Usually when Peggy skips dinner at the automat it's because she's working late, so Angie doesn't really expect Peggy to be at home when she gets there.

She also doesn't expect to smell smoke, but apparently it's that kind of night.

"What the—?!" she gasps, legs carrying her to the kitchen without a second thought, and she enters just in time to see Peggy douse the oven—her beautiful, custom-made, Stark Industries original oven—in a jet of flame retardant from the fire extinguisher.

"I'm sorry, I'm so sorry, I…" Peggy babbles helplessly, and Angie finally gets a good look at her: a bit scorched around the edges, hair frizzy and out of place, a smudge of flour on one cheek. She looks both desperate and desperately adorable.

Angie can't help it. "What did you do?" she cries, but the admonishment is undermined by the fact that she's started laughing. She's never seen anything more ridiculous in her life.

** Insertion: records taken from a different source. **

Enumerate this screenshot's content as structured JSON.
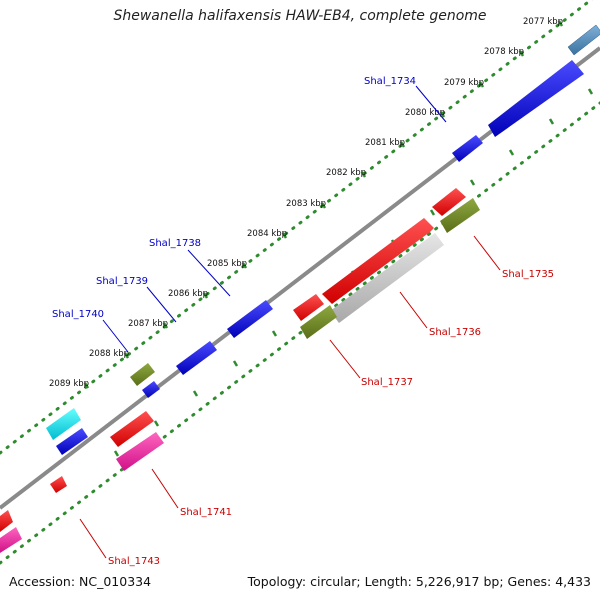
{
  "title": "Shewanella halifaxensis HAW-EB4, complete genome",
  "footer": {
    "accession": "Accession: NC_010334",
    "stats": "Topology: circular; Length: 5,226,917 bp; Genes: 4,433"
  },
  "colors": {
    "forward_label": "#0000c8",
    "reverse_label": "#c80000",
    "tick": "#2e8b2e",
    "backbone": "#808080"
  },
  "scale_ticks": [
    "2077 kbp",
    "2078 kbp",
    "2079 kbp",
    "2080 kbp",
    "2081 kbp",
    "2082 kbp",
    "2083 kbp",
    "2084 kbp",
    "2085 kbp",
    "2086 kbp",
    "2087 kbp",
    "2088 kbp",
    "2089 kbp"
  ],
  "gene_labels": {
    "shal_1734": "Shal_1734",
    "shal_1735": "Shal_1735",
    "shal_1736": "Shal_1736",
    "shal_1737": "Shal_1737",
    "shal_1738": "Shal_1738",
    "shal_1739": "Shal_1739",
    "shal_1740": "Shal_1740",
    "shal_1741": "Shal_1741",
    "shal_1743": "Shal_1743"
  }
}
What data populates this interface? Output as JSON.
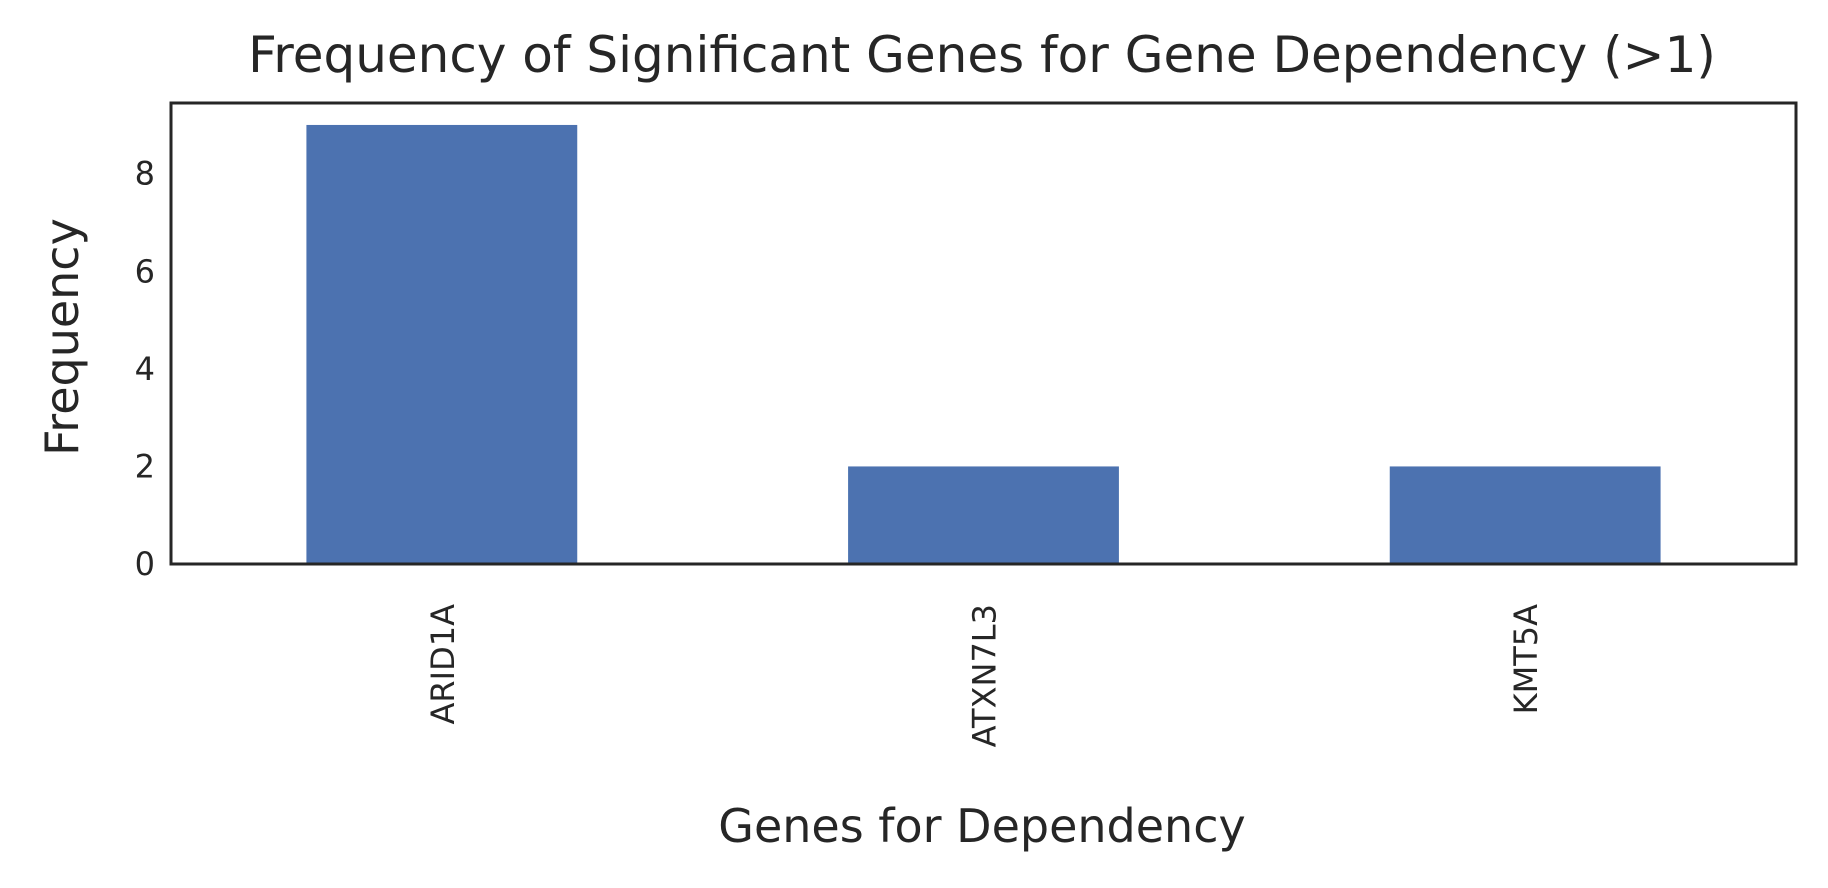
{
  "chart_data": {
    "type": "bar",
    "title": "Frequency of Significant Genes for Gene Dependency (>1)",
    "xlabel": "Genes for Dependency",
    "ylabel": "Frequency",
    "categories": [
      "ARID1A",
      "ATXN7L3",
      "KMT5A"
    ],
    "values": [
      9,
      2,
      2
    ],
    "ylim": [
      0,
      9.45
    ],
    "yticks": [
      0,
      2,
      4,
      6,
      8
    ],
    "grid": false,
    "legend": "none",
    "bar_color": "#4c72b0",
    "axes_color": "#262626"
  }
}
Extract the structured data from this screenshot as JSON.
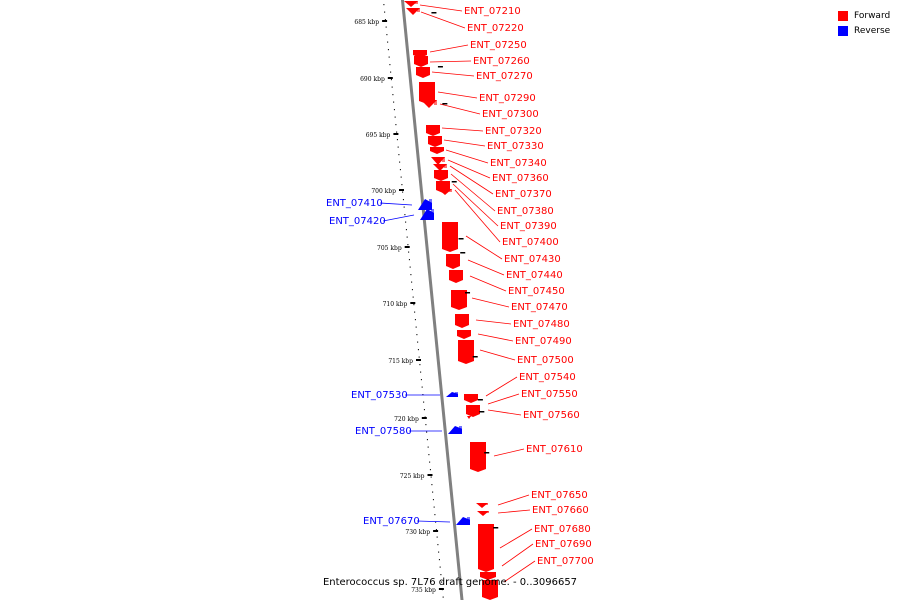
{
  "colors": {
    "forward": "#ff0000",
    "reverse": "#0000ff",
    "backbone": "#808080"
  },
  "legend": [
    {
      "label": "Forward",
      "color": "#ff0000",
      "strand": "forward"
    },
    {
      "label": "Reverse",
      "color": "#0000ff",
      "strand": "reverse"
    }
  ],
  "caption": "Enterococcus sp. 7L76 draft genome. - 0..3096657",
  "ruler": [
    {
      "label": "685 kbp"
    },
    {
      "label": "690 kbp"
    },
    {
      "label": "695 kbp"
    },
    {
      "label": "700 kbp"
    },
    {
      "label": "705 kbp"
    },
    {
      "label": "710 kbp"
    },
    {
      "label": "715 kbp"
    },
    {
      "label": "720 kbp"
    },
    {
      "label": "725 kbp"
    },
    {
      "label": "730 kbp"
    },
    {
      "label": "735 kbp"
    }
  ],
  "genes": [
    {
      "id": "ENT_07210",
      "strand": "forward"
    },
    {
      "id": "ENT_07220",
      "strand": "forward"
    },
    {
      "id": "ENT_07250",
      "strand": "forward"
    },
    {
      "id": "ENT_07260",
      "strand": "forward"
    },
    {
      "id": "ENT_07270",
      "strand": "forward"
    },
    {
      "id": "ENT_07290",
      "strand": "forward"
    },
    {
      "id": "ENT_07300",
      "strand": "forward"
    },
    {
      "id": "ENT_07320",
      "strand": "forward"
    },
    {
      "id": "ENT_07330",
      "strand": "forward"
    },
    {
      "id": "ENT_07340",
      "strand": "forward"
    },
    {
      "id": "ENT_07360",
      "strand": "forward"
    },
    {
      "id": "ENT_07370",
      "strand": "forward"
    },
    {
      "id": "ENT_07380",
      "strand": "forward"
    },
    {
      "id": "ENT_07390",
      "strand": "forward"
    },
    {
      "id": "ENT_07400",
      "strand": "forward"
    },
    {
      "id": "ENT_07410",
      "strand": "reverse"
    },
    {
      "id": "ENT_07420",
      "strand": "reverse"
    },
    {
      "id": "ENT_07430",
      "strand": "forward"
    },
    {
      "id": "ENT_07440",
      "strand": "forward"
    },
    {
      "id": "ENT_07450",
      "strand": "forward"
    },
    {
      "id": "ENT_07470",
      "strand": "forward"
    },
    {
      "id": "ENT_07480",
      "strand": "forward"
    },
    {
      "id": "ENT_07490",
      "strand": "forward"
    },
    {
      "id": "ENT_07500",
      "strand": "forward"
    },
    {
      "id": "ENT_07530",
      "strand": "reverse"
    },
    {
      "id": "ENT_07540",
      "strand": "forward"
    },
    {
      "id": "ENT_07550",
      "strand": "forward"
    },
    {
      "id": "ENT_07560",
      "strand": "forward"
    },
    {
      "id": "ENT_07580",
      "strand": "reverse"
    },
    {
      "id": "ENT_07610",
      "strand": "forward"
    },
    {
      "id": "ENT_07650",
      "strand": "forward"
    },
    {
      "id": "ENT_07660",
      "strand": "forward"
    },
    {
      "id": "ENT_07670",
      "strand": "reverse"
    },
    {
      "id": "ENT_07680",
      "strand": "forward"
    },
    {
      "id": "ENT_07690",
      "strand": "forward"
    },
    {
      "id": "ENT_07700",
      "strand": "forward"
    }
  ]
}
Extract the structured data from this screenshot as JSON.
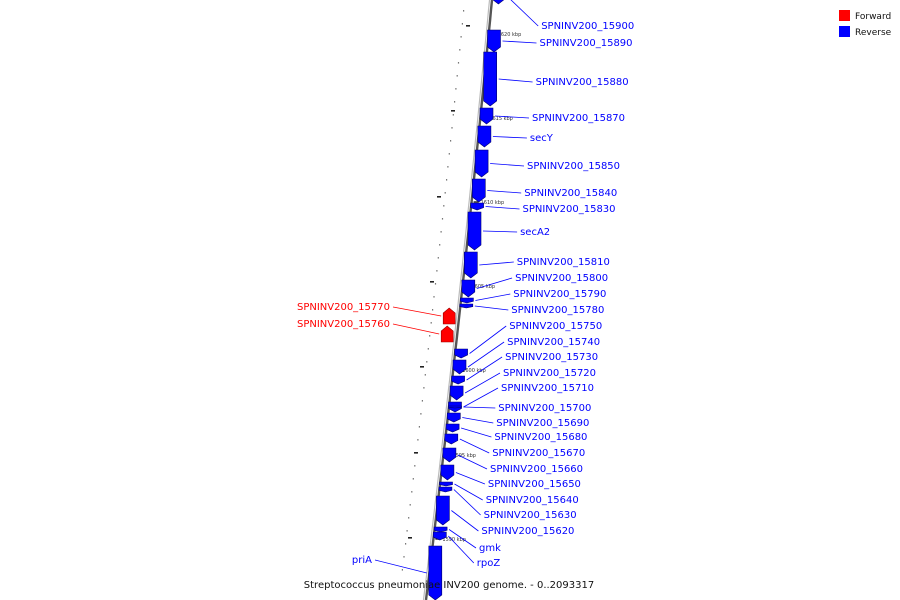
{
  "caption": "Streptococcus pneumoniae INV200 genome. - 0..2093317",
  "legend": [
    {
      "label": "Forward",
      "color": "#ff0000"
    },
    {
      "label": "Reverse",
      "color": "#0000ff"
    }
  ],
  "colors": {
    "forward": "#ff0000",
    "reverse": "#0000ff",
    "backbone": "#888888"
  },
  "ticks": [
    "1620 kbp",
    "1615 kbp",
    "1610 kbp",
    "1605 kbp",
    "1600 kbp",
    "1595 kbp",
    "1590 kbp"
  ],
  "genes": [
    {
      "name": "SPNINV200_15900",
      "strand": "reverse"
    },
    {
      "name": "SPNINV200_15890",
      "strand": "reverse"
    },
    {
      "name": "SPNINV200_15880",
      "strand": "reverse"
    },
    {
      "name": "SPNINV200_15870",
      "strand": "reverse"
    },
    {
      "name": "secY",
      "strand": "reverse"
    },
    {
      "name": "SPNINV200_15850",
      "strand": "reverse"
    },
    {
      "name": "SPNINV200_15840",
      "strand": "reverse"
    },
    {
      "name": "SPNINV200_15830",
      "strand": "reverse"
    },
    {
      "name": "secA2",
      "strand": "reverse"
    },
    {
      "name": "SPNINV200_15810",
      "strand": "reverse"
    },
    {
      "name": "SPNINV200_15800",
      "strand": "reverse"
    },
    {
      "name": "SPNINV200_15790",
      "strand": "reverse"
    },
    {
      "name": "SPNINV200_15780",
      "strand": "reverse"
    },
    {
      "name": "SPNINV200_15770",
      "strand": "forward"
    },
    {
      "name": "SPNINV200_15760",
      "strand": "forward"
    },
    {
      "name": "SPNINV200_15750",
      "strand": "reverse"
    },
    {
      "name": "SPNINV200_15740",
      "strand": "reverse"
    },
    {
      "name": "SPNINV200_15730",
      "strand": "reverse"
    },
    {
      "name": "SPNINV200_15720",
      "strand": "reverse"
    },
    {
      "name": "SPNINV200_15710",
      "strand": "reverse"
    },
    {
      "name": "SPNINV200_15700",
      "strand": "reverse"
    },
    {
      "name": "SPNINV200_15690",
      "strand": "reverse"
    },
    {
      "name": "SPNINV200_15680",
      "strand": "reverse"
    },
    {
      "name": "SPNINV200_15670",
      "strand": "reverse"
    },
    {
      "name": "SPNINV200_15660",
      "strand": "reverse"
    },
    {
      "name": "SPNINV200_15650",
      "strand": "reverse"
    },
    {
      "name": "SPNINV200_15640",
      "strand": "reverse"
    },
    {
      "name": "SPNINV200_15630",
      "strand": "reverse"
    },
    {
      "name": "SPNINV200_15620",
      "strand": "reverse"
    },
    {
      "name": "gmk",
      "strand": "reverse"
    },
    {
      "name": "rpoZ",
      "strand": "reverse"
    },
    {
      "name": "priA",
      "strand": "reverse"
    }
  ]
}
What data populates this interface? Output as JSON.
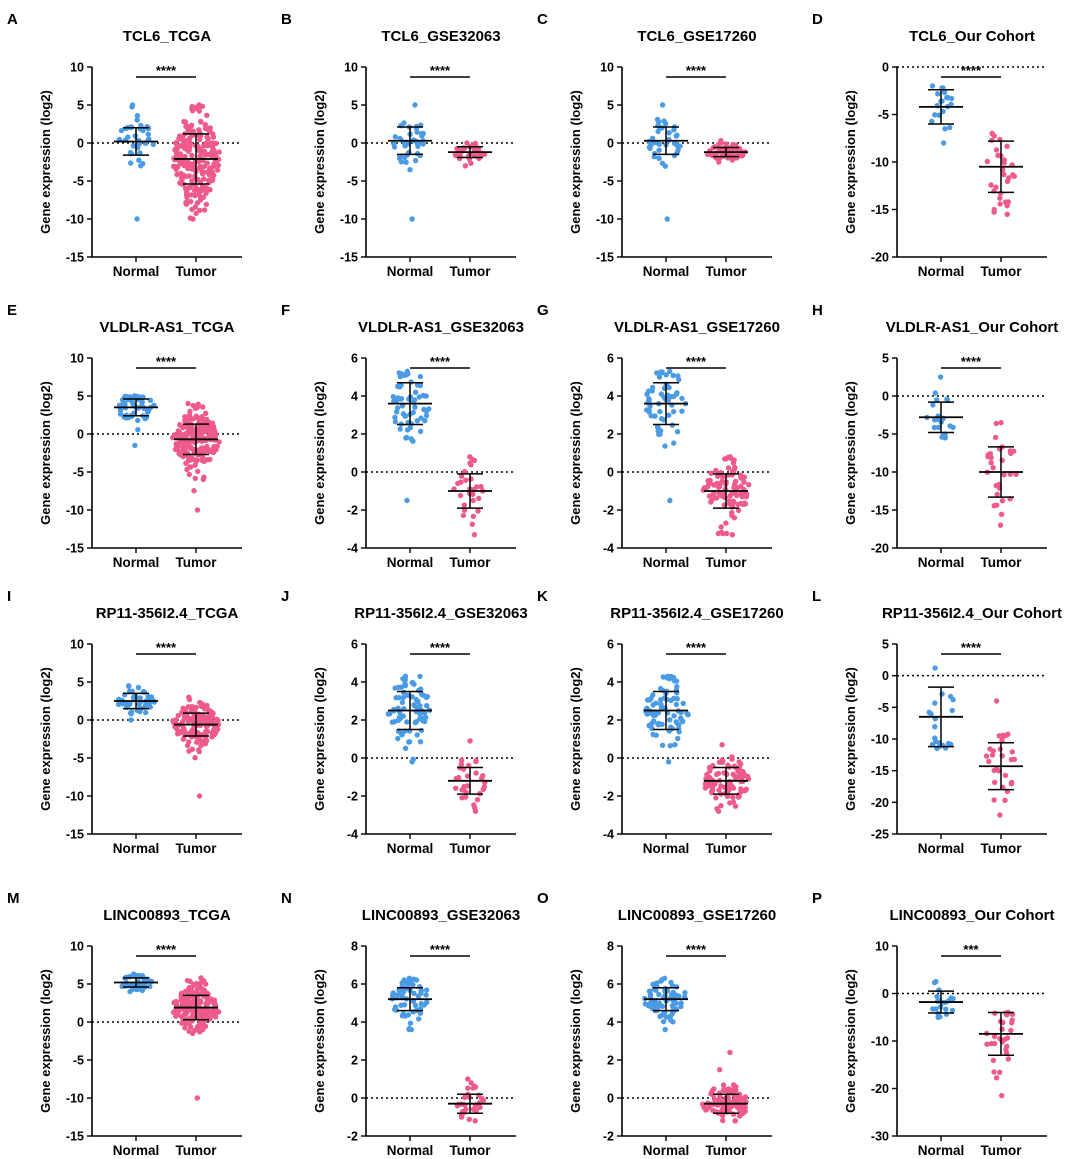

Peggy clears her throat in a useless attempt to regain composure. "I was—well I actually got off of work early this evening, and as I was on my way to the automat I started thinking about the number of times you've simply made my day with a well-cooked meal, and I've never told you, and… er. It occurred to me that I haven't been holding up my end. So I thought I'd come back here and make a casserole for you, only apparently half the devices in Howard's kitchen drawers explode if you don't operate them properly, and I don't know why that surprises me because it's Howard, and—"

"Peg, Peg, take a breath. You were—jeez. You wanted to cook dinner… for me?" Angie asks slowly, sure she's misunderstood.

Peggy smiles sheepishly. "I'm afraid I've made a literal mess of it, but yes."

Every rule about girls Angie's ever had flies completely out of her head as she closes the space between them in three quick strides. "If you don't want this, tell me now, or—"

It would seem that Peggy does want it, seeing as rather than let her finish Peggy instead draws her into a passionate, enthusiastic kiss. For several long minutes they stand together in the kitchen, exploring each other.

"You were gonna cook for me," Angie mumbles happily between kisses, still not quite able to believe it.

To her delight, Peggy blushes. "I—I wanted to show you how much I care for you. Even if I'd been too cowardly to say it."

"You don't gotta explain, English," Angie laughs, kissing her again. "I get it."

After all, it's how Angie's been saying I love you since the day they met.